I am sure this topic has been addressed over and over again, but I wanted to see if I am getting a good price for drywall finishing. I finished my basement and already hung the drywall. I want to hire someone to do the taping, corner beads, mudding, and sanding. I will be supplying all of the materials. 

I have approx 1925 sq.ft of drywall (approx 60 sheets). I received a price of $.50/sq.ft or $16/sheet to do the finish work. Again, that is the price for labor only. I am looking at around $960 for the job.

I am in the Maryland/DC area. Does this seem reasonable?


----------



## jerryh3 (Dec 10, 2007)

Yes, it's a decent price for a job that size.


----------



## Paulie (Nov 26, 2009)

That's a fair price. Most rockers would rather do the hanging too and dislike to just finish it.
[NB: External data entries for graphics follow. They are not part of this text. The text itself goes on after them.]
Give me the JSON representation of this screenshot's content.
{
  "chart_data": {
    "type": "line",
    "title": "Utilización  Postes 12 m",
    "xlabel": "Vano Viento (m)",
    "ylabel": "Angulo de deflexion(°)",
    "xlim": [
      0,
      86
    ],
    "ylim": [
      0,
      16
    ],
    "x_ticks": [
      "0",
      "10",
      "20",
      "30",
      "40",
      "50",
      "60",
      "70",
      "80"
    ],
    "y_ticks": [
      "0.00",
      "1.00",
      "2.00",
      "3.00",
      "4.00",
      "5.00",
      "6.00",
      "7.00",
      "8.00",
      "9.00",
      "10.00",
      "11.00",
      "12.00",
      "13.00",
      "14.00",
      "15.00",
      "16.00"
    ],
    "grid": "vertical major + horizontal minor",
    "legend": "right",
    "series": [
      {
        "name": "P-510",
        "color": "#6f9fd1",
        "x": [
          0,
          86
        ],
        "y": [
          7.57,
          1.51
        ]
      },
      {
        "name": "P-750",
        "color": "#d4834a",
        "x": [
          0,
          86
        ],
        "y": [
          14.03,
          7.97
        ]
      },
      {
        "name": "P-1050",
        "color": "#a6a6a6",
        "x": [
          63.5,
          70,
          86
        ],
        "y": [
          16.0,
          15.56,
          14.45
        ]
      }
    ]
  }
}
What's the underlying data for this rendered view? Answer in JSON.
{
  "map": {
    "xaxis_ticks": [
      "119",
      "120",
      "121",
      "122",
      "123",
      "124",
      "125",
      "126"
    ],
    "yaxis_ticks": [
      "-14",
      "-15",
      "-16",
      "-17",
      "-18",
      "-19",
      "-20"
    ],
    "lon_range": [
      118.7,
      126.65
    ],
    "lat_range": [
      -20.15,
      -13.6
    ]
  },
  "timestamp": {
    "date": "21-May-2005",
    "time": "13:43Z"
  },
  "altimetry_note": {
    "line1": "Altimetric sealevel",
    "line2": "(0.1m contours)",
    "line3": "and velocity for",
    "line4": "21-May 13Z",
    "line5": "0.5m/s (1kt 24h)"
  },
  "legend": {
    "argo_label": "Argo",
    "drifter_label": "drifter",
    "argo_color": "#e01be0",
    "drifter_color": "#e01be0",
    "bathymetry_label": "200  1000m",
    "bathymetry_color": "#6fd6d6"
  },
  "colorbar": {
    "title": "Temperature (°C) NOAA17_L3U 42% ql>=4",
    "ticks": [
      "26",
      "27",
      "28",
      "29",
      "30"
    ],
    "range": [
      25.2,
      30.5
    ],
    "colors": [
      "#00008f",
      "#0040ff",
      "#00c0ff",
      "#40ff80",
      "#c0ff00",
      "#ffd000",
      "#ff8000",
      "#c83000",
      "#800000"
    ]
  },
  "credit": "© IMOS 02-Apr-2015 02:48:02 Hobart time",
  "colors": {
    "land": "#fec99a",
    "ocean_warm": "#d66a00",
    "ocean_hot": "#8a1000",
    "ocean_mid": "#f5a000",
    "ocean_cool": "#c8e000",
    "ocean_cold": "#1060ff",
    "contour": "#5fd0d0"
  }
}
You must have done a good job hanging, I've been to already hung jobs I wouldn't touch for .70 sq/ft. :no:


----------



## Arey85 (Jan 3, 2010)

thats a real good price, especially for a homeowner hung job. I did one a few months ago and had to charge the guy a lot more that what i would have charged for a pro hung job, everyone of his screws had to be set, and every cornerbead was twisted and bent.


----------



## diyguy999 (Dec 21, 2009)

I was actually disappointed to have just found out they charge an extra $2 to hang it. Should have done that considering it took me multiple days and they would have knocked it out quick and done a far superior job.

Thanks for everyone's input.


----------



## jerryh3 (Dec 10, 2007)

diyguy999 said:


> I was actually disappointed to have just found out they charge an extra $2 to hang it. Should have done that considering it took me multiple days and they would have knocked it out quick and done a far superior job.
> 
> Thanks for everyone's input.


$2 dollars to hang? Are these day laborers or a real licensed crew?


----------



## bjbatlanta (Jul 16, 2008)

Get some references. Prices vary widely by area, but seems pretty good....


----------



## Scuba_Dave (Jan 16, 2009)

This site is geared for DIY, not cost estimates
Costs vary widely by location & specific job
Get several local estimates & check references

Thanks


----------